Annike Abromeit, Innovation & Communication Manager at EEBUS, explains EEBUS as a shared language – not a translator – so PV inverters, heat pumps, wallboxes, batteries, smart meters and EMS can “speak” energy the same way. By standardizing information exchange and functions, EEBUS turns fragmented device ecosystems into one interoperable energy system.
EEBUS specifies use cases across layers: transport (TLS-secured), information (data model) and function (control flows). Results include PV self-consumption optimization, dynamic tariffs, participation in flexibility markets and §14a power limitation. Failsafe values ensure devices operate safely if communications drop – supporting resilience and grid stability.

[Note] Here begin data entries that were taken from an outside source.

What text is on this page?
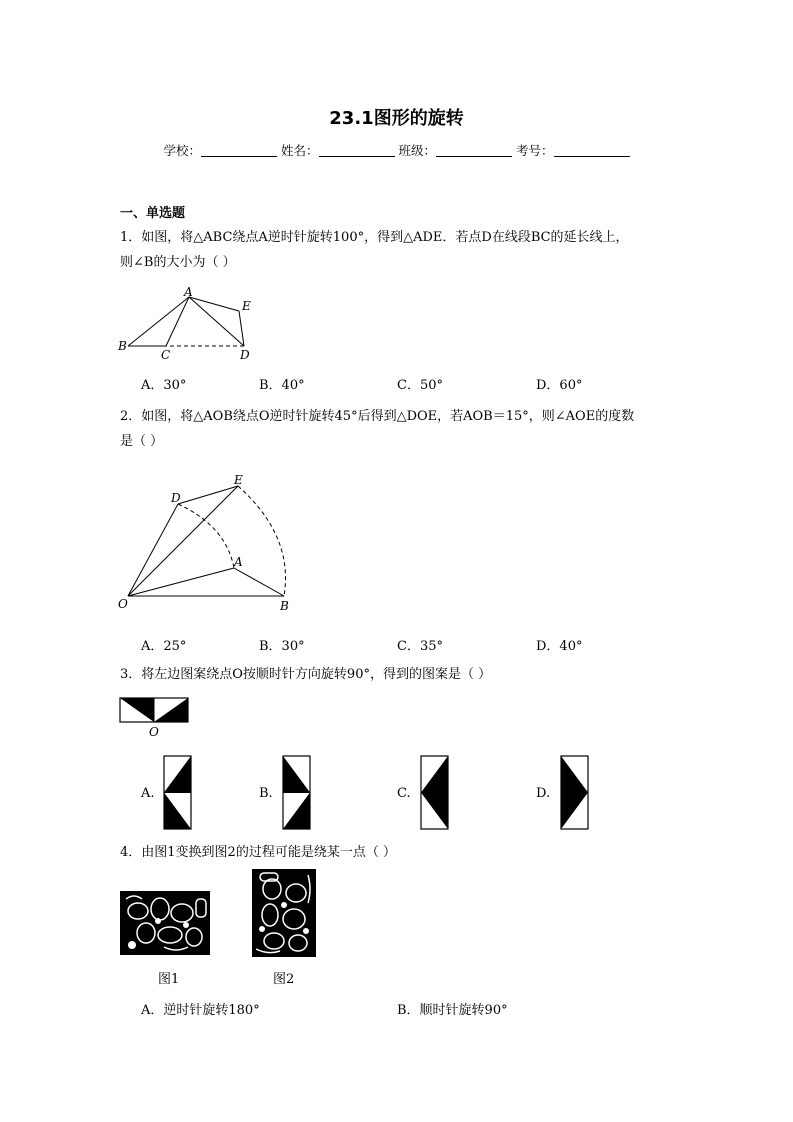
23.1图形的旋转
学校：	姓名：	班级：	考号：
一、单选题
1．如图，将△ABC绕点A逆时针旋转100°，得到△ADE．若点D在线段BC的延长线上，
则∠B的大小为（ ）
A
B
C	D
E
A．30°	B．40°	C．50°	D．60°
2．如图，将△AOB绕点O逆时针旋转45°后得到△DOE，若AOB＝15°，则∠AOE的度数
是（ ）
O
A
B
D
E
A．25°	B．30°	C．35°	D．40°
3．将左边图案绕点O按顺时针方向旋转90°，得到的图案是（ ）
O
A.	B.	C.	D.
4．由图1变换到图2的过程可能是绕某一点（ ）
图1	图2
A．逆时针旋转180°	B．顺时针旋转90°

EEBUS complements existing standards: OpenADR handles grid/DR signaling to the meter or gateway; EEBUS maps signals inside the building for EMS/device coordination. OCPP covers EV billing/auth; EEBUS integrates the wallbox into whole-home optimization. SEP overlaps on DER concepts – EEBUS focuses on home/behind-the-meter orchestration.
EEBUS uses TLS on the transport layer and leaves data handling to product providers with user consent. To speed market readiness, EEBUS offers a living lab in Cologne and a qualification program (e.g., §14a power limitation, consumption monitoring), enabling vendors to test multi-vendor setups and prove interoperability before launch.
“EEBUS isn’t a converter – it’s the language. When devices, EMS and grids share one vocabulary, interoperability becomes plug-and-play.”
“With EEBUS, grid signals from OpenADR translate into coordinated actions indoors, so the EMS aligns heat pumps, wallboxes and storage automatically.”
“Failsafe values mean devices know how to behave if communications fail – interoperability that’s secure, stable and grid-friendly by design.”